Posted by Michael Larabel on October 26, 2012

A loop vectorizer has been committed to LLVM 3.2 that's capable of automatically vectorizing small loops.

After a few weeks of discussions about a new loop vectorizer for LLVM, Apple's Nadav Rotem shared this week that a new implementation has been committed.

While it's been committed, the feature is currently disabled by default and when using the Clang C/C++ front-end the -mllvm -vectorize switches must be set for turning on this automatic loop vectorizer.

Nadav mentions, "The loop vectorizer is far from being 'ready', and this feature should be considered as 'highly experimental'. The work on the loop vectorizer had just began, and there is lots of work ahead...We currently know of a number of areas where we can improve. At the moment the vectorizer will vectorize anything it can, because we do not have a 'cost-model' to estimate the profitability of vectorization. Implementing a cost model is a high-priority for us, and until this is ready you should expect to see slowdowns on many loops. Another area which we need to improve is the memory dependence check.
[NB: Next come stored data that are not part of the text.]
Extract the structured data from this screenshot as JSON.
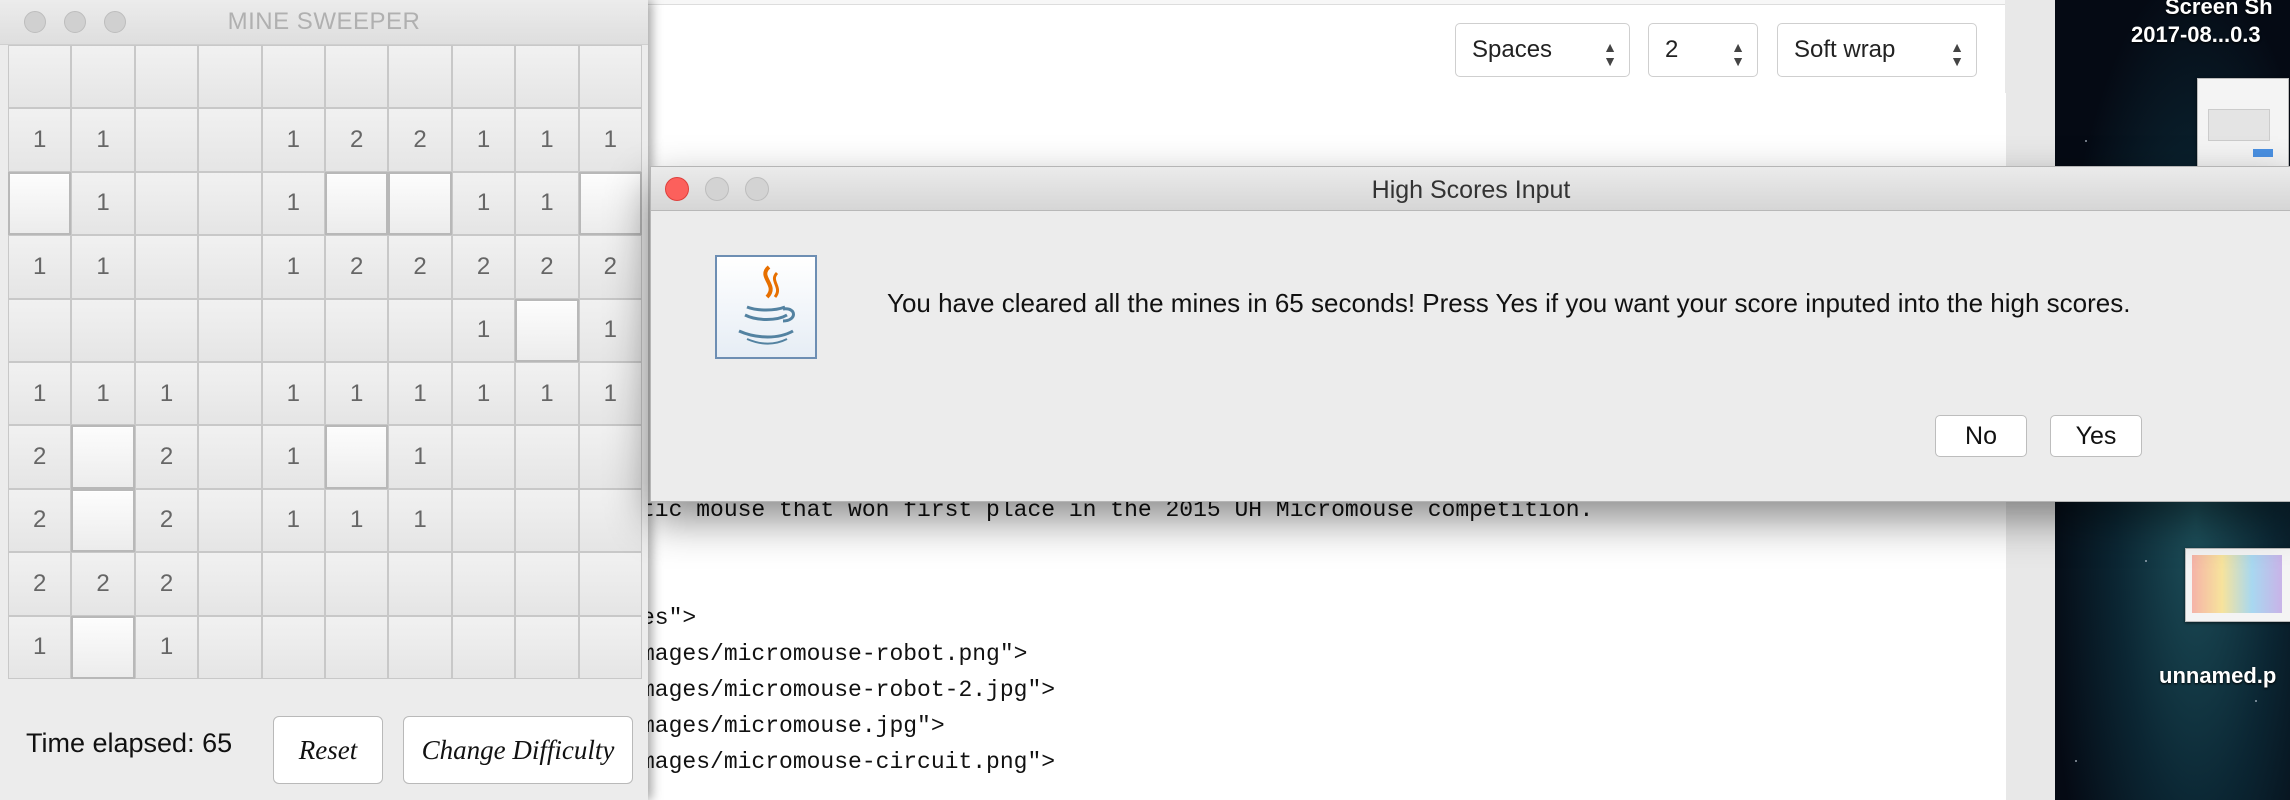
{
  "desktop": {
    "label1_line1": "Screen Sh",
    "label1_line2": "2017-08...0.3",
    "label2": "unnamed.p"
  },
  "editor": {
    "indent_select": "Spaces",
    "size_select": "2",
    "wrap_select": "Soft wrap",
    "code_lines": [
      "tic mouse that won first place in the 2015 UH Micromouse competition.",
      "es\">",
      "mages/micromouse-robot.png\">",
      "mages/micromouse-robot-2.jpg\">",
      "mages/micromouse.jpg\">",
      "mages/micromouse-circuit.png\">"
    ]
  },
  "minesweeper": {
    "title": "MINE SWEEPER",
    "board": [
      [
        "",
        "",
        "",
        "",
        "",
        "",
        "",
        "",
        "",
        ""
      ],
      [
        "1",
        "1",
        "",
        "",
        "1",
        "2",
        "2",
        "1",
        "1",
        "1"
      ],
      [
        "#",
        "1",
        "",
        "",
        "1",
        "#",
        "#",
        "1",
        "1",
        "#"
      ],
      [
        "1",
        "1",
        "",
        "",
        "1",
        "2",
        "2",
        "2",
        "2",
        "2"
      ],
      [
        "",
        "",
        "",
        "",
        "",
        "",
        "",
        "1",
        "#",
        "1"
      ],
      [
        "1",
        "1",
        "1",
        "",
        "1",
        "1",
        "1",
        "1",
        "1",
        "1"
      ],
      [
        "2",
        "#",
        "2",
        "",
        "1",
        "#",
        "1",
        "",
        "",
        ""
      ],
      [
        "2",
        "#",
        "2",
        "",
        "1",
        "1",
        "1",
        "",
        "",
        ""
      ],
      [
        "2",
        "2",
        "2",
        "",
        "",
        "",
        "",
        "",
        "",
        ""
      ],
      [
        "1",
        "#",
        "1",
        "",
        "",
        "",
        "",
        "",
        "",
        ""
      ]
    ],
    "time_elapsed": "Time elapsed: 65",
    "reset_label": "Reset",
    "change_difficulty_label": "Change Difficulty"
  },
  "dialog": {
    "title": "High Scores Input",
    "message": "You have cleared all the mines in 65 seconds! Press Yes if you want your score inputed into the high scores.",
    "no_label": "No",
    "yes_label": "Yes",
    "icon": "java-coffee-cup-icon"
  }
}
At the moment we have a very basic memory legality check which can be improved. Additionally, there are a number of cases where we generate poor vector code or suffer from a phase-rdering problem. Once we solve these problems we can continue to implement additional features."
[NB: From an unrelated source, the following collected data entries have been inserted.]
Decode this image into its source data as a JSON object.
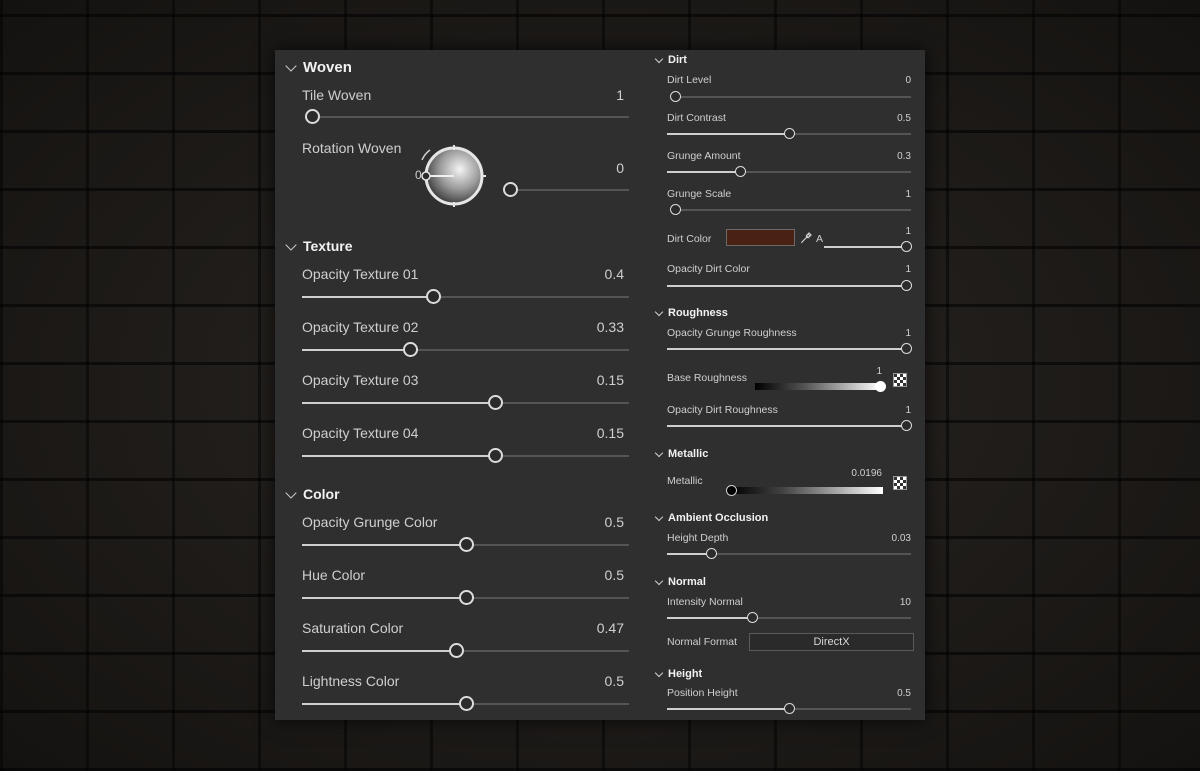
{
  "left": {
    "woven": {
      "title": "Woven",
      "tile": {
        "label": "Tile Woven",
        "value": "1",
        "fraction": 0
      },
      "rotation": {
        "label": "Rotation Woven",
        "value": "0",
        "dial_value": "0",
        "fraction": 0
      }
    },
    "texture": {
      "title": "Texture",
      "items": [
        {
          "label": "Opacity Texture 01",
          "value": "0.4",
          "fraction": 0.4
        },
        {
          "label": "Opacity Texture 02",
          "value": "0.33",
          "fraction": 0.33
        },
        {
          "label": "Opacity Texture 03",
          "value": "0.15",
          "fraction": 0.59
        },
        {
          "label": "Opacity Texture 04",
          "value": "0.15",
          "fraction": 0.59
        }
      ]
    },
    "color": {
      "title": "Color",
      "items": [
        {
          "label": "Opacity Grunge Color",
          "value": "0.5",
          "fraction": 0.5
        },
        {
          "label": "Hue Color",
          "value": "0.5",
          "fraction": 0.5
        },
        {
          "label": "Saturation Color",
          "value": "0.47",
          "fraction": 0.47
        },
        {
          "label": "Lightness Color",
          "value": "0.5",
          "fraction": 0.5
        }
      ]
    }
  },
  "right": {
    "dirt": {
      "title": "Dirt",
      "items": [
        {
          "label": "Dirt Level",
          "value": "0",
          "fraction": 0
        },
        {
          "label": "Dirt Contrast",
          "value": "0.5",
          "fraction": 0.5
        },
        {
          "label": "Grunge Amount",
          "value": "0.3",
          "fraction": 0.3
        },
        {
          "label": "Grunge Scale",
          "value": "1",
          "fraction": 0
        }
      ],
      "dirt_color": {
        "label": "Dirt Color",
        "swatch": "#4a2214",
        "alpha_label": "A",
        "alpha_value": "1",
        "alpha_fraction": 1
      },
      "opacity_dirt_color": {
        "label": "Opacity Dirt Color",
        "value": "1",
        "fraction": 1
      }
    },
    "roughness": {
      "title": "Roughness",
      "opacity_grunge": {
        "label": "Opacity Grunge Roughness",
        "value": "1",
        "fraction": 1
      },
      "base": {
        "label": "Base Roughness",
        "value": "1",
        "fraction": 1
      },
      "opacity_dirt": {
        "label": "Opacity Dirt Roughness",
        "value": "1",
        "fraction": 1
      }
    },
    "metallic": {
      "title": "Metallic",
      "item": {
        "label": "Metallic",
        "value": "0.0196",
        "fraction": 0.0196
      }
    },
    "ao": {
      "title": "Ambient Occlusion",
      "item": {
        "label": "Height Depth",
        "value": "0.03",
        "fraction": 0.18
      }
    },
    "normal": {
      "title": "Normal",
      "intensity": {
        "label": "Intensity Normal",
        "value": "10",
        "fraction": 0.35
      },
      "format": {
        "label": "Normal Format",
        "value": "DirectX"
      }
    },
    "height": {
      "title": "Height",
      "item": {
        "label": "Position Height",
        "value": "0.5",
        "fraction": 0.5
      }
    }
  },
  "colors": {
    "panel": "#2f2f2f",
    "accent": "#dcdcdc",
    "dirt_swatch": "#4a2214"
  }
}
The recent LLVM loop vectorizer discussions began in this thread at the beginning of October. "We are starting to work on an LLVM loop vectorizer. There's number of different projects that already vectorize LLVM IR. For example Hal's BB-Vectorizer, Intel's OpenCL Vectorizer, Polly, ISPC, AnySL, just to name a few. I think that it would be great if we could collaborate on the areas that are shared between the different projects. I think that refactoring LLVM in away that would expose target information to IR-level transformations would be a good way to start. Vectorizers, as well as other IR-level transformations, require target-specific information, such as the cost of different instruction or the availability of certain features. Currently, llvm-based vectorizers do not make use of this information, or just hard-code target information. A loop vectorizer would need target information. After we have some basic target information infrastructure in place we can start discussing the vectorizer itself."

LLVM 3.2 is planned for release in mid-December.